We're still powerful practitioners. You've seen our videos. I respect and appreciate your stance on strength training for parkour, I'm not trying to shut you down.
And I am all for grueling training that would product even a rough, brutal, never-stop soldier. But TRACEURS AREN'T TRAINING THIS WAY. Jumping around in a park for 3 hours 1x a week and doing some army crawls on the ground is great, really great - its fun and it DOES prepare you for army-type stuff....but have you ever walked your groups through workouts that you would find on
www.crossfit.com or
www.sealfit.com? Now, I don't agree with everything done in these workouts - but they are f#cking GRUELING. This kind of shit prepares you to be a soldier. Jumping around for 4 hours and doing fireman's carries or whatever you do does not. If you DO do thing similar to sealfit/crossfit or strength training, then I stand corrected; but I would be VERY surprised if you did.
There is also a difference between grueling and excessive volume for a purpose, like mental toughness, and purposeless, like PKGen's 2 hour dive bomber pushup workout or training 6 days a week with mixed 5/3/1 and parkour training, for example.
I too lift weights. I have to now that I'm pcl deficient.
Being able to squat ***lbs doesn't make you good at parkour. The way you guys train (I know very little on how thought seems very lifting dominant) seems a little naive.
I think I addressed these above, but to reiterate...
Being able to squat XXX lbs doesn't make you good at parkour. Of course not. But it prepares your body AND it opens a lot of doors in your training that you can't appreciate until you actually do it.
The little you know of how we train is off. We train just like you guys - everyone all around the world, whether we all like it or not, trains parkour THE SAME EXACT WAY. It comes to the training we
promote ASIDE from parkour, to supplement it, that the nations seem to differ. Here at APK our community promotes a solid lifting program to supplement your parkour training that is based on science. I have yet to see another community base their promoted training regimens on science - its all based on "this guy has more experience than me, so I am going to do what he says."

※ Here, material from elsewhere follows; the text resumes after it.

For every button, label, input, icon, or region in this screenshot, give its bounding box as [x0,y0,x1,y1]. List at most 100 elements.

I am sorry, but if you make your living on parkour (i.e. Blane and the trainers at PK Gen) then you need to understand the science behind training, even if you just choose to refute it. Saying "I don't know, therefore it is not good" just doesnt cut the mustard anymore.
BTW, you didn't look like a troll - it has been great talking to you thus far.
EDIT: Just wanted to add this; Strong to be useful is a good quote - so is "Power is nothing without control." These are probably my 2 favorite PK quotes. That aside, what is Control without power? Just as useless. Its time we actually started training our power, so we actually have something to control.